I want it to be clear that pdftribute is not “my” movement. It isn’t really anyone’s movement per se – if it were anyone’s, it probably wouldn’t be a movement!

My involvement has been: thinking to put out the initial tweet, publicizing it, creating the hashtag #pdftribute, based on a suggestion by @venturejessica, collecting the stream of tweets and sharing it for others to scrape, and tweeting like hell for the past 48 hours or whatever (despite unreliable wifi).

Everyone else has also put in a lot. @venturejessica came up with #pdftributetoaaronswartz and got interest from Anonymous, which really helped get this off the ground. Micah Allen had suggested something similar on reddit, which might have helped it be picked up later. Thousands of people tweeting on the internet contributed as much as anyone else. The pdftribute.net guys have really been great – and now Edward Wang and James Change answered the call to scrape the pdfs from the tweets and have made them available here.

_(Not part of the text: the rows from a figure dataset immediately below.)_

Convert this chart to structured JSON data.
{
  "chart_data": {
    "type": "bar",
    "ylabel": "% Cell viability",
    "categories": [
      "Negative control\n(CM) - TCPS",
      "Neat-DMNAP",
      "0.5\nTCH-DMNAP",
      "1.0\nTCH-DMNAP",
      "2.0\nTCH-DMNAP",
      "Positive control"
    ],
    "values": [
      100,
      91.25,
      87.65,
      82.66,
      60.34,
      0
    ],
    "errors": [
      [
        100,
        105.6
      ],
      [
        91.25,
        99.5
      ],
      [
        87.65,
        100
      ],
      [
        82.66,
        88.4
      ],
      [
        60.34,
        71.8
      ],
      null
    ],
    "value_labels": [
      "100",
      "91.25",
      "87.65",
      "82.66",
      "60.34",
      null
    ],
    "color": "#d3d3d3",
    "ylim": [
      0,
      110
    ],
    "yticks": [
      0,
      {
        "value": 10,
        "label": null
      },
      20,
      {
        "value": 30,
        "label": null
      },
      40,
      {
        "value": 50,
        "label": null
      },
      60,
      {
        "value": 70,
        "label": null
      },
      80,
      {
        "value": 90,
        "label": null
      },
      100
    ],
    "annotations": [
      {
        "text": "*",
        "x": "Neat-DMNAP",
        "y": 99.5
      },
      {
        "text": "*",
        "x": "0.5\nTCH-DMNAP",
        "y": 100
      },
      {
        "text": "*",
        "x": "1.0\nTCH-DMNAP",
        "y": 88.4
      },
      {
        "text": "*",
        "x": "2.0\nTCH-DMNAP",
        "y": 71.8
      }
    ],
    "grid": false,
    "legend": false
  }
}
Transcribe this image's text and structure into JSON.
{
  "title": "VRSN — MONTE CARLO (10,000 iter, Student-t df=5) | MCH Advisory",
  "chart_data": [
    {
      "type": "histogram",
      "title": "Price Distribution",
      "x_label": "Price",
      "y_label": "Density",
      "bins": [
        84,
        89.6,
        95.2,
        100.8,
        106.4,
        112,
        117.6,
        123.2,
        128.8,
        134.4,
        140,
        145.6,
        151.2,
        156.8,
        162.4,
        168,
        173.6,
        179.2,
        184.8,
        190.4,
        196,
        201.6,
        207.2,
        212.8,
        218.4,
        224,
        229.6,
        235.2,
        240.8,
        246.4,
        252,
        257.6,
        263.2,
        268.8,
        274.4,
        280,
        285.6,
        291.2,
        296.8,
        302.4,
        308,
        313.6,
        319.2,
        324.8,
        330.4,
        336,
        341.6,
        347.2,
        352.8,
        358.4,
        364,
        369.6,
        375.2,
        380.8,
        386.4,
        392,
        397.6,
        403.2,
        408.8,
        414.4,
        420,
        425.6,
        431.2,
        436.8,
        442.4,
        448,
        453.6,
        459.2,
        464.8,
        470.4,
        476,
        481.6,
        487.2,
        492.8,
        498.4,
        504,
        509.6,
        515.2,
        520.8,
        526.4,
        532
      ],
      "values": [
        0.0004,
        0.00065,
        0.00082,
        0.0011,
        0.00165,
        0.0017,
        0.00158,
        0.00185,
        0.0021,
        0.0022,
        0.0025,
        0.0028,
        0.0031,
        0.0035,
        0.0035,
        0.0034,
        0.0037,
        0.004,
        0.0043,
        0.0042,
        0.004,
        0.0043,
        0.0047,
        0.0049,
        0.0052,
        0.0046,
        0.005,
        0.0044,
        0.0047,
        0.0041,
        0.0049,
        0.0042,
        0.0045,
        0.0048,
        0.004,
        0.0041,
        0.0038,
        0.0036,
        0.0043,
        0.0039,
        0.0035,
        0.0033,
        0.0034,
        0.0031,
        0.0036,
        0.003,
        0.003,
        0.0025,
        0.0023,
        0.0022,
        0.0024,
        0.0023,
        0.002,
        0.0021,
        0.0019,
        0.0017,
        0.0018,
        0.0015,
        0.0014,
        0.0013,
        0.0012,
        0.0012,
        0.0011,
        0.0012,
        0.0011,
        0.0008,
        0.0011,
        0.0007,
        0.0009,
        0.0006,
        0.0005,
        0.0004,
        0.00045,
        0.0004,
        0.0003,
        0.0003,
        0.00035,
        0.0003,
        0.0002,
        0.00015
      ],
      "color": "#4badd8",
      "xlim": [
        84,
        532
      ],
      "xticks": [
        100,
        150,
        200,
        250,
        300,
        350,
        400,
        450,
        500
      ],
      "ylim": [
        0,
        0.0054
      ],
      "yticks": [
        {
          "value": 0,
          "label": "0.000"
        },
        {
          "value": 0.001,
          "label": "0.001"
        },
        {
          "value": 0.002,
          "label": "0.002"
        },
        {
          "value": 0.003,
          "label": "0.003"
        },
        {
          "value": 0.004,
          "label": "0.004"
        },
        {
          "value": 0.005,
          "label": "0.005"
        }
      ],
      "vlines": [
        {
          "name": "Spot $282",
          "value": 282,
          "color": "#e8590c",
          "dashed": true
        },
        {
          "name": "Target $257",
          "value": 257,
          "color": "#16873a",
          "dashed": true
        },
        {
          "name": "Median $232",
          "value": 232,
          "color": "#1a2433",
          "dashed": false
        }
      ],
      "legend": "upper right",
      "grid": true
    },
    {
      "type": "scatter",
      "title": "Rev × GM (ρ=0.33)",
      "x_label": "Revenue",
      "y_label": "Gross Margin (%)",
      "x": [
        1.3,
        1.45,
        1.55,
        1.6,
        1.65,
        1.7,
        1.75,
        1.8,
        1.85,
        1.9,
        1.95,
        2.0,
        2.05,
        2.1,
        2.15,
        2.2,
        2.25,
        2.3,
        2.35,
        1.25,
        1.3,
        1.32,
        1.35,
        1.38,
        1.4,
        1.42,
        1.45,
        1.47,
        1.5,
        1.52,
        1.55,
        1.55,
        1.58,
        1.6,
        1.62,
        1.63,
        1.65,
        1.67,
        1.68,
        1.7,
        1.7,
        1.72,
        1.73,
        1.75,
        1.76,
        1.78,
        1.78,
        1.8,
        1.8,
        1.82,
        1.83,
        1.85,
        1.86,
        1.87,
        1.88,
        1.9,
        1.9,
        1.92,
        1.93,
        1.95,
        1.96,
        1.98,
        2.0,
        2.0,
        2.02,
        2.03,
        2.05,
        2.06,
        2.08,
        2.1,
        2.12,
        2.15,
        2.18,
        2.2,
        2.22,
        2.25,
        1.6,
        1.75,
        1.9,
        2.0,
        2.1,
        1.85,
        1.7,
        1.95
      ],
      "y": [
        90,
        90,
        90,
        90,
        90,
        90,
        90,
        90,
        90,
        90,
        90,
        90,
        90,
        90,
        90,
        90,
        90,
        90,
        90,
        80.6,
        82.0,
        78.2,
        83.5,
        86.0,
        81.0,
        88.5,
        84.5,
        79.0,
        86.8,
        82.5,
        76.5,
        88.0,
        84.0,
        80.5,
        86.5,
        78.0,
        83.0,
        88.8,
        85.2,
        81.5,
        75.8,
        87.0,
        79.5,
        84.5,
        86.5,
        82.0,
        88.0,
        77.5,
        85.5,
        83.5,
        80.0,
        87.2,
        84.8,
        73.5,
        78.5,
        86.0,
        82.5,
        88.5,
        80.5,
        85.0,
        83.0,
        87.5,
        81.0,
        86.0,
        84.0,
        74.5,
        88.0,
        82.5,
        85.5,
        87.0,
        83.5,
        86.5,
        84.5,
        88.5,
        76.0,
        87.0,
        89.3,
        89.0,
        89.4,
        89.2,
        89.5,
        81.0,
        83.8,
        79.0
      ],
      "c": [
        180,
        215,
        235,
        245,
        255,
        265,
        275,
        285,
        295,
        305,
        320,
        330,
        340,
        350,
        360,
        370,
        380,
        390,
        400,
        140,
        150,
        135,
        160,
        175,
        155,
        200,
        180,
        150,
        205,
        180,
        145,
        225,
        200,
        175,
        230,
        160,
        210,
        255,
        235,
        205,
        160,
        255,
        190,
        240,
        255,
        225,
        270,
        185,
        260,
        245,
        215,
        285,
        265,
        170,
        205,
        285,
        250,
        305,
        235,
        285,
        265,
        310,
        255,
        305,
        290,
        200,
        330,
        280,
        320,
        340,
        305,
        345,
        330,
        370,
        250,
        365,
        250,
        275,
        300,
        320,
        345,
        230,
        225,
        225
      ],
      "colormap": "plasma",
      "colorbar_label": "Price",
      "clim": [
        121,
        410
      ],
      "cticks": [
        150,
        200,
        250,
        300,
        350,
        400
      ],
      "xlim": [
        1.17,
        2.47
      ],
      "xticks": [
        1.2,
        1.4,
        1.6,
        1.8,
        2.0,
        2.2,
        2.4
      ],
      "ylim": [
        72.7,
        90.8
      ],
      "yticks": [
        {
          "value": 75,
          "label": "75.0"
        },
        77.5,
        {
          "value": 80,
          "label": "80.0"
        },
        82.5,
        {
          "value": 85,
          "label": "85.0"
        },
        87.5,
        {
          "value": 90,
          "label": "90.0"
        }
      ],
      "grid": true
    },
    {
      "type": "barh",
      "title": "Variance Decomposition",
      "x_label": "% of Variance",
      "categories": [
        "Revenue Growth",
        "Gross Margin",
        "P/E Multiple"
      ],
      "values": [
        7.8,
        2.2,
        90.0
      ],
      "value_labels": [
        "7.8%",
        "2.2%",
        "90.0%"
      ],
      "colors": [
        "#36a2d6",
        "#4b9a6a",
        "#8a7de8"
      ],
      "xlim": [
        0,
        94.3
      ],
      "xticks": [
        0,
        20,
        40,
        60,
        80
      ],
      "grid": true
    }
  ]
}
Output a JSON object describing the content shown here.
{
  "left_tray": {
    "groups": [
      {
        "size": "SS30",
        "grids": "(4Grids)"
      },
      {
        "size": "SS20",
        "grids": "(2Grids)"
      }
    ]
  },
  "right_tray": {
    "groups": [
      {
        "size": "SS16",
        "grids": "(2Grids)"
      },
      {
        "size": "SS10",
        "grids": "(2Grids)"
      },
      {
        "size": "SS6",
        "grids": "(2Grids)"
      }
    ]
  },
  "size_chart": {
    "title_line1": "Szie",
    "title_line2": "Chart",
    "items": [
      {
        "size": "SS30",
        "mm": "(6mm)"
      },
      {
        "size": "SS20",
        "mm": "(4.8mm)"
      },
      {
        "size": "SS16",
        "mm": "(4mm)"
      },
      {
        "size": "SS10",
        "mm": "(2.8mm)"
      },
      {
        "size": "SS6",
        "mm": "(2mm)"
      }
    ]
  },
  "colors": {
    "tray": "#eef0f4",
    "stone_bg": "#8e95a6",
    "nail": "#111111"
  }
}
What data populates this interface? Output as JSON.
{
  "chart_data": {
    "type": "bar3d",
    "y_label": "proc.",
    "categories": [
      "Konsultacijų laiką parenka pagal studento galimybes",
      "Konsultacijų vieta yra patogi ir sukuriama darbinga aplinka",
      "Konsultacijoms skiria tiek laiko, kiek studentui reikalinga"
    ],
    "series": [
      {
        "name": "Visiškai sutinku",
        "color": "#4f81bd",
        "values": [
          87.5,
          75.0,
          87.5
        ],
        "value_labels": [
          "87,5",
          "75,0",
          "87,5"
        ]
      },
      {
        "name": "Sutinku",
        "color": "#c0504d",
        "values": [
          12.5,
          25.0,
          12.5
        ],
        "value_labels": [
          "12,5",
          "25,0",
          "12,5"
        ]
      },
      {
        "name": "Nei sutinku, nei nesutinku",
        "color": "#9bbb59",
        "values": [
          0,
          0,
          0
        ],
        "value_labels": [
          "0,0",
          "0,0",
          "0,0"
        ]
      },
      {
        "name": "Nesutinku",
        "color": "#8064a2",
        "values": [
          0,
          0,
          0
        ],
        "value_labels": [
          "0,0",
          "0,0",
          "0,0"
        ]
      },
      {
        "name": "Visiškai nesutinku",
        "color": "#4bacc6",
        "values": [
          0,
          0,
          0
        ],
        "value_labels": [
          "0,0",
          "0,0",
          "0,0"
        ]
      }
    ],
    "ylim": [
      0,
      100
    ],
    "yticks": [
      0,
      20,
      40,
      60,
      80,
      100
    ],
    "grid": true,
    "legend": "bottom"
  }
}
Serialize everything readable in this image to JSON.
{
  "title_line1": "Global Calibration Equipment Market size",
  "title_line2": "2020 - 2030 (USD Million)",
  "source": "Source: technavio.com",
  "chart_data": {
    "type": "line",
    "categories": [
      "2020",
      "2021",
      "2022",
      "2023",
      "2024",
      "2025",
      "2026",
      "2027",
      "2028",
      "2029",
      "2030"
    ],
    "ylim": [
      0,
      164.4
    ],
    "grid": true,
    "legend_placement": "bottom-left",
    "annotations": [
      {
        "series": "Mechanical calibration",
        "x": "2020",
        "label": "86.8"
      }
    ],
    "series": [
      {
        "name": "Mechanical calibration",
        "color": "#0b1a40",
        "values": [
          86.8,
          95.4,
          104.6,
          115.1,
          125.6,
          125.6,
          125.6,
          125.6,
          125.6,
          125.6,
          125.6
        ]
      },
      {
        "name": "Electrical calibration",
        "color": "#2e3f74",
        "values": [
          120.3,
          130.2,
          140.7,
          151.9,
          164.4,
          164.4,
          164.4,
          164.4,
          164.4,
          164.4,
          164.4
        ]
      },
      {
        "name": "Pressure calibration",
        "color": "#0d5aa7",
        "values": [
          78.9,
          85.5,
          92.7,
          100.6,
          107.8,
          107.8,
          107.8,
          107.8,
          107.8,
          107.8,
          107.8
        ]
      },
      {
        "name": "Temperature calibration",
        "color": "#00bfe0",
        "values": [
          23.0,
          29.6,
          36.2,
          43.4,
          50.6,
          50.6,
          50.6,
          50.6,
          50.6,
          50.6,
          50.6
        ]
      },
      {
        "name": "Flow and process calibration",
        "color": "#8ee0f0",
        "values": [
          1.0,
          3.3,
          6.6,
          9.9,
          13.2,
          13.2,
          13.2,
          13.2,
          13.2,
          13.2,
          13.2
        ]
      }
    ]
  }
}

1) The kid in me has to say: SO COOL.

2) I didn’t think, when making my pledge, that it would develop into anything this big. It just seemed like a no-brainer; the completely obvious thing to do. It’s not clear yet how things will develop from here, but now that so many people are taking part and carrying this on in so many ways (and there is plenty of chatter – let me know if you would like to join the conversation), I will happily recuse myself to focus on my other endeavours. Movements like this don’t need a founder. They outlast any of us.